Selija zitterte am ganzen Leib, sie hatte sich ausgezogen, um die Kleider nicht mit Blut zu beflecken, der Schmerz ließ bald nach, bald brachte er sie wieder fast um den Verstand. Wer weiß, wie lange es dauerte, Selija ermattete, die Tiere des Waldes kamen und sahen nach, rührten aber nichts an, denn sie begriffen, was da vor sich ging, das waren doch die allereinfachsten Dinge.

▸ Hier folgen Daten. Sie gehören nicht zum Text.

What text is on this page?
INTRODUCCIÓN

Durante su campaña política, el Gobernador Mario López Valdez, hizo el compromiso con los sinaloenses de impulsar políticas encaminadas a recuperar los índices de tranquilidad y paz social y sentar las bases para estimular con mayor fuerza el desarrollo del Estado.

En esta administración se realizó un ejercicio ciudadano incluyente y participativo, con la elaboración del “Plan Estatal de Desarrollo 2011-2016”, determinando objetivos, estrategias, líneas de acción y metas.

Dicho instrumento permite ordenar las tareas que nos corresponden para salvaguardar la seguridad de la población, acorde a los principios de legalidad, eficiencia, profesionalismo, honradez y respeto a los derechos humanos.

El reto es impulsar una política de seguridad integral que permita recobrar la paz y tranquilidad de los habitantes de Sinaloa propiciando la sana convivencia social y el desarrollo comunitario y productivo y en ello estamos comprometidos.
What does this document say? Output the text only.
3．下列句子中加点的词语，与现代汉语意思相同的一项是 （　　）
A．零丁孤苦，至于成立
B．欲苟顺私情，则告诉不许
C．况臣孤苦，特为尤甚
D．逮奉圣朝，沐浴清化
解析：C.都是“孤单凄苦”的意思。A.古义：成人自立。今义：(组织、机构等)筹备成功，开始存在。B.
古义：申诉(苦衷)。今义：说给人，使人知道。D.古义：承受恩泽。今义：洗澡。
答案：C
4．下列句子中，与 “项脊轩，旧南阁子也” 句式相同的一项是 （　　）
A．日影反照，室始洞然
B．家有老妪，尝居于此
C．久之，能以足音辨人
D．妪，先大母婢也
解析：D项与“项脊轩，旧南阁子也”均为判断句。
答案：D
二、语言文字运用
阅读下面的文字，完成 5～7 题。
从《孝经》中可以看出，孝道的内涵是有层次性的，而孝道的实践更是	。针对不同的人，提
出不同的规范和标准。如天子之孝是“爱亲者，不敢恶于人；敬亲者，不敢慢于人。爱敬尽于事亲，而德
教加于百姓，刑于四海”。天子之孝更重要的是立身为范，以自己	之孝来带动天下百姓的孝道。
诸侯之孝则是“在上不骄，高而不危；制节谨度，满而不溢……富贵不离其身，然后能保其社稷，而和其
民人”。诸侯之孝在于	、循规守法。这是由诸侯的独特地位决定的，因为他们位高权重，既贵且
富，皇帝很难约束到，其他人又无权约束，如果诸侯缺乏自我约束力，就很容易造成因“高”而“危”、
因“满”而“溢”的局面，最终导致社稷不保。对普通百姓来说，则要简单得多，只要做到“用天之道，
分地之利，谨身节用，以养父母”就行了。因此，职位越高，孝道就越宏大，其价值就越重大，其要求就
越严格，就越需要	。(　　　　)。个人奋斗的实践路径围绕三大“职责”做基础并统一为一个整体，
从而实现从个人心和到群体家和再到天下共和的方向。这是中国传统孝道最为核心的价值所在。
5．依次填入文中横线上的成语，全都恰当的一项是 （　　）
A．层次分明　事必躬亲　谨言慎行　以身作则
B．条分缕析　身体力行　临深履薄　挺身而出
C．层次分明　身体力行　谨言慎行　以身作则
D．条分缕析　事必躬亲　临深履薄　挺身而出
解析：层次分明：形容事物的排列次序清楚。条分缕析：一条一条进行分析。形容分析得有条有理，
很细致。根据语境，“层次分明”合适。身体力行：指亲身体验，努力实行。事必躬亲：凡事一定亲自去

Sogar die Alte mit den Wolfsbissen am Bein schaute vorbei. Sie sagte kein Wort, starrte Selija nur mit zur Grimasse verzerrtem Gesicht an. »Was willst du denn, was geht dich das an? Geh deines Weges, nichts darf wohl ohne dein Wissen geschehen, so aufsässig … Ich sollte dir ins Gesicht spucken, aber dazu fehlt mir die Kraft.« Und überhaupt, wir sollten sie loswerden, diese Alte, sie ist völlig unnütz, steckt nur überall ihre Nase hinein, und dann erzählt sie auch noch der Göttermutter wer weiß was über sie selbst. »Wart nur, ich komme schon wieder zu Kräften, dann hat dein Stündchen geschlagen, ich flöße dir deinen eigenen Trunk ein, dann fault dir die Zunge ab, oder streiche dich mit einer Salbe ein, sodass du dich bei lebendigem Leib häutest. Ich bin kein Wolf, mich wirst du nicht so schnell los, von mir genest man nicht. Schade, dass ich so schwach bin, sonst würde ich es dir hier und jetzt zeigen, du würdest ins Verderben stürzen, noch bevor du deine Gedärme aufsammeln könntest.«
Selija erwachte von einem Fiepen, die Alte mit den Wolfsbissen am Bein war weg, niemand war mehr da, nur ein blutiges kleines Knäuel zwischen den Beinen. Ein Mädchen, natürlich, das Mädchen, ihr Kind. So winzig, klitzeklein, voll Blut, so schwach. Es winselte leise, so leise, als wollte es sich verstecken und nicht um etwas bitten. Selija hob es mit einer Hand auf, vorsichtig, musterte es, ja, da waren die Hände und auch die Füße, das Mädchen blinzelte, so warm, schnappte nach Luft, schwach, nach Kräften, das kleine Geschöpf der Götter und der Erde, Selija konnte sich nicht sattsehen, mit welcher Kraft es sich am Leben festkrallt, dieses noch so winzige Seelchen, der Schmetterling, das Frühlingswunder.
Selija schnitt mit einem eigens dazu mitgebrachten Messer die Schnur durch, die sie verband, legte das Mädchen vorsichtig ins Gras, wartete, bis der Rest herausfiel; seit der Geburt von Bentis wusste sie, wie sehr der Körper sich reinigt, putzte mit feuchtem Gras die Beine und wischte das Blut ab, zog ihre Kleider wieder an. Ihr war leicht schwindlig, das Mädchen lag ruhig da und wartete. Selija riss ein dickes Grasbüschel aus, noch ein wenig, presste das Gras fest zusammen und drückte den Knäuel auf das Gesicht des Mädchens. Sie musste ihn gar nicht allzu fest draufdrücken, das Mädchen fuchtelte ein wenig mit den winzigen Armen, zuckte und wurde dann ganz ruhig. Das war es auch schon. Jetzt musste sie es nur noch in Leinen wickeln und gut verstecken.
»Da, sieh nur, du altes Weib! Du hast mir nicht geholfen, also habe ich die Sache selbst in die Hand genommen, wer von uns ist jetzt die Stärkere? Altes Weib, du sagst, das sei der Wille der Göttermutter, man könne sie nicht in jedem Fall umstimmen? Sieh nur, da liegt er jetzt, dieser Wille, eingewickelt in Leinen, ohne zu weinen und zu atmen.«
Selija trug das Bündel noch etwas weiter, in den dichten Wald hinein, steckte es tief in einen Haufen Zweige und ließ es, ohne sich umzudrehen, ohne jemanden zu verfluchen oder jemandem zu danken, zurück, ging, den weißen Bernstein an ihrem Hals festhaltend, den weißen Milchtropfen mit dem kleinen braunen Kreuz, wie aus geronnenem Blut.